Lot prices, for instance, are up, sometimes double what they were a few years back. And while mortgage rates are still low, they are up from the low point of a few years ago. Those factors may lead to some sticker shock among some potential homebuyers, not just in Collin County, but in all of North Texas.
That's the word from David Hicks, HomeVestors of America co-president. HomeVestors, known for its “We buy ugly homes,” marketing campaign, does a quarterly survey to identify markets that will be good rental markets and where home prices are likely to increase at a good rate over the next few years. The latest data suggest there will be a housing shortage that may boost home prices in some areas, particularly Texas.
Hicks noted that new quarterly data compiled by Local Market Monitor identify the markets where conditions are right for home prices to rise, making them prime targets for investors in single family homes as rental properties and that three Texas cities lead the list – Fort Worth, Houston and Austin, in that order.

."We think there are a number of markets nationwide that will run up against a housing shortage that will boost home prices even higher than most of us initially expected as the spring thaw gets under way," he said. "In all the major markets in Texas, we are experiencing an actual shortage of properties for sale. Our franchises tell us they are quickly selling every house they can buy."
However, according to a new Freddie Mac gauge that weighs criteria including mortgage applications, income ratios and employment, the most stable metro areas for home prices as of January were three Texas cities – San Antonio, Houston, and Austin – followed by New Orleans.

The Freddie Mac measure assesses the stability of each market relative to its historical range, based on home purchase applications, payment-to-income ratios, local employment and the proportion of on-time mortgage payments.
Exacerbating a possible shortage of new homes is a shortage of workers to build new houses.
While the Texas oil boom is pumping millions of dollars into oil-patch communities in West and South Texas, it also is drawing away labor needed to build houses, roads and commercial establishments, say construction industry officials.
“It creates a shortage of workers,” says Phil Thoden, president and CEO of the Austin chapter of the Associated General Contractors of America. He points out, for example, that a welder “working for the oil and gas industry” is not available “to put up steel in a commercial building.”

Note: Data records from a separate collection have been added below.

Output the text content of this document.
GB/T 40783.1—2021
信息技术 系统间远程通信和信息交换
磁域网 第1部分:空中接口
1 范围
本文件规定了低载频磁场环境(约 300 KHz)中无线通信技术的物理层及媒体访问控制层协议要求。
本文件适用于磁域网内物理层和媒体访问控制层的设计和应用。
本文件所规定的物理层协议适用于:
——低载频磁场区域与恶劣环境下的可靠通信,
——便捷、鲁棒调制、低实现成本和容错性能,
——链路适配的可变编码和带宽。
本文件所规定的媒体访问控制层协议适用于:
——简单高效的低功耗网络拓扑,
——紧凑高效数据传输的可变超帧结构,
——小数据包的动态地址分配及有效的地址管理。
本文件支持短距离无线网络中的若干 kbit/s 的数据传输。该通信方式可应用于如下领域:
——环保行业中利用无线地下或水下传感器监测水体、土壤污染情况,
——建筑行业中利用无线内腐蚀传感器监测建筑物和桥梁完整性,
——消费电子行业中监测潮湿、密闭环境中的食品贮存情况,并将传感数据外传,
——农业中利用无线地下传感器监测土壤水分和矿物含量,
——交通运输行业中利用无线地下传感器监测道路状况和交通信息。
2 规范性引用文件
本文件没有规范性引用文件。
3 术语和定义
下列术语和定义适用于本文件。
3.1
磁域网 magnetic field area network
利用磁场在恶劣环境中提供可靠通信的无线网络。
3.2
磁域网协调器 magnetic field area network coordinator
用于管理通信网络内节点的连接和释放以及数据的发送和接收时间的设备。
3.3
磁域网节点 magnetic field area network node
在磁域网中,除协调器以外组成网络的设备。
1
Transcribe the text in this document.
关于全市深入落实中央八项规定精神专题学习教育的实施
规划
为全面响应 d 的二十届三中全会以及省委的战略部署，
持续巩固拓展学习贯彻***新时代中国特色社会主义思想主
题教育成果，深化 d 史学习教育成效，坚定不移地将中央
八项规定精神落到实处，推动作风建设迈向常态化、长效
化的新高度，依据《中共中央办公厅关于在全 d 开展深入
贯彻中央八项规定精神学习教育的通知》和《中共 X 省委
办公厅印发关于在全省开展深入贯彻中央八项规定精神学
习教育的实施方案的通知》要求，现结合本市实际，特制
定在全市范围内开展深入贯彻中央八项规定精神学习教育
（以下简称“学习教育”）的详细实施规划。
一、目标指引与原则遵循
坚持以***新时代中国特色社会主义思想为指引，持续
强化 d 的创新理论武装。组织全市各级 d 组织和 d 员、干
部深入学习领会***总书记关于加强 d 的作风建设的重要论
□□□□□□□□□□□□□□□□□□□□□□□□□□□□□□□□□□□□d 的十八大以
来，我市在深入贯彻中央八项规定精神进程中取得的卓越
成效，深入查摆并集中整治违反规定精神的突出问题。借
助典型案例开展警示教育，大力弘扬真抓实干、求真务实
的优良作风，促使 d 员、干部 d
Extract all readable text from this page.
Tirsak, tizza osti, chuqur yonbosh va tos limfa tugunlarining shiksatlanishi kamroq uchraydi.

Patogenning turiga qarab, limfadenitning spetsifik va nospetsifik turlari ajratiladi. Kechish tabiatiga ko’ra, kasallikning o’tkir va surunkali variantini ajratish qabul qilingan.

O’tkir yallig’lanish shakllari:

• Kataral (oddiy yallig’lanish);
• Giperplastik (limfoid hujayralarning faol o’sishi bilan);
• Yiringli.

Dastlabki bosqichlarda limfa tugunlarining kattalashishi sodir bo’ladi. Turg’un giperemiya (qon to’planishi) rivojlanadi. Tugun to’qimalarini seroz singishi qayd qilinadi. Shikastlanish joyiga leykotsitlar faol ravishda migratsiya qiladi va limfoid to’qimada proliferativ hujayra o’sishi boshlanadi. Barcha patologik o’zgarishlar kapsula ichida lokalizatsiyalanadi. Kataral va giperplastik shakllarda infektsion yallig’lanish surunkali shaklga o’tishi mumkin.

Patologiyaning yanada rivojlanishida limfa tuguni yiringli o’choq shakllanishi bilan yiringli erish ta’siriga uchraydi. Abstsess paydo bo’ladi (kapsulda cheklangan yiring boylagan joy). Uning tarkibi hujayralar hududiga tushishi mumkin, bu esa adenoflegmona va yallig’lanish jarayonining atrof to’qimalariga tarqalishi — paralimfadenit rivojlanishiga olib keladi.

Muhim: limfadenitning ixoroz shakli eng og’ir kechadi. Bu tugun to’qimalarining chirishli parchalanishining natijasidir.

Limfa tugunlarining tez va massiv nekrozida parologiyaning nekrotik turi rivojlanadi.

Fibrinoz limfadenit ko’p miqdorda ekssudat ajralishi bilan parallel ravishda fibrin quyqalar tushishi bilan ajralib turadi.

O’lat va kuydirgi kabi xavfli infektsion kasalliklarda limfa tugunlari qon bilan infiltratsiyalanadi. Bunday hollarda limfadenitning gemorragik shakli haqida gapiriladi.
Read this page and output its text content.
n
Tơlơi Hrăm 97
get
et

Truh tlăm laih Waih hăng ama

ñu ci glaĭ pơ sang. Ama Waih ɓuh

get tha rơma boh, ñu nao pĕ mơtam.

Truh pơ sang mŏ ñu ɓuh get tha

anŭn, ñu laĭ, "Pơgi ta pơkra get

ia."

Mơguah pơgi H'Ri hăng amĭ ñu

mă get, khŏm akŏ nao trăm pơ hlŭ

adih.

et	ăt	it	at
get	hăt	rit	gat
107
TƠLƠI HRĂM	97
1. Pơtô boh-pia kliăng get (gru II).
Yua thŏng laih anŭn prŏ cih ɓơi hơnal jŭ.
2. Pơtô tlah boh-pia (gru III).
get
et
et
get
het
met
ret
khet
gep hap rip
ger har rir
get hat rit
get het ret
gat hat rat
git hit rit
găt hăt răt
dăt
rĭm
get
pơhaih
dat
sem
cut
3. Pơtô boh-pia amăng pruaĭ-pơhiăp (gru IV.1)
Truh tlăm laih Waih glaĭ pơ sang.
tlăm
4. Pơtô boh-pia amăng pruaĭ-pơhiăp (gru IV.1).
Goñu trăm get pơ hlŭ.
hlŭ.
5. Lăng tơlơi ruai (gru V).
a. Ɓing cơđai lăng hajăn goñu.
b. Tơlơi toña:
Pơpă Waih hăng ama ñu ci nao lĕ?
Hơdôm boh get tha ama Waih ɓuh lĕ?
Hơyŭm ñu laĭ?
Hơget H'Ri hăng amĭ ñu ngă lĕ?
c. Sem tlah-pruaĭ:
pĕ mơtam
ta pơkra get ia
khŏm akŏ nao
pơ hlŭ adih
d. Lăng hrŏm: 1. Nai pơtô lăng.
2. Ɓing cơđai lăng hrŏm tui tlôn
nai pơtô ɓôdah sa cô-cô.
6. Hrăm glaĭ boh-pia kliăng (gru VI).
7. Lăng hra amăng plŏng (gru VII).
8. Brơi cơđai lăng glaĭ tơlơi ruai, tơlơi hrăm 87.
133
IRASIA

Scott Norman, executive director of the Texas Association of Builders, says Texas’ surging construction industry is the envy of the nation. Homebuilders who comprise the association’s 10,000-strong membership have been enjoying a hefty upswing since Texas began an unwavering rebound from the national recession several years ago.
“We’re glad we’re in Texas,” said the Austin-based official, pointing out that Texas is leading the nation in housing starts for the fifth year in a row. “Folks are continuing to move to Texas. They all need somewhere to live. From that perspective it’s good for folks that are in the business of housing people.”
But, at the same time, he says, the steady onslaught of population in the nation’s fastest-growing state also presents “a lot of challenges,” putting pressure on Texas legislators and policymakers to continue upgrades in roads, water and other infrastructure.
“We have challenges with water supply moving forward (and) the transportation system,” Norman said. “Both of those …affect us directly because it’s going to affect our members’ ability to develop and build new subdivisions.”
While the potential for home price increases are there, it didn’t show up in January.
U.S. home prices dipped in January for the third straight month, likely because of slower sales in recent months caused by cold weather, a limited supply of homes and higher mortgage rates.
The Standard & Poor’s/Case-Shiller 20-city home price index, released March 25, declined 0.1 percent from December to January, the same drop as the previous two months.
In Dallas-Fort Worth, the index declined by 0.2 percent. That figure is not adjusted for seasonal variations, so the dip partly reflects weaker winter sales.
– The Associated Press and Dave Montgomery contributed to this report.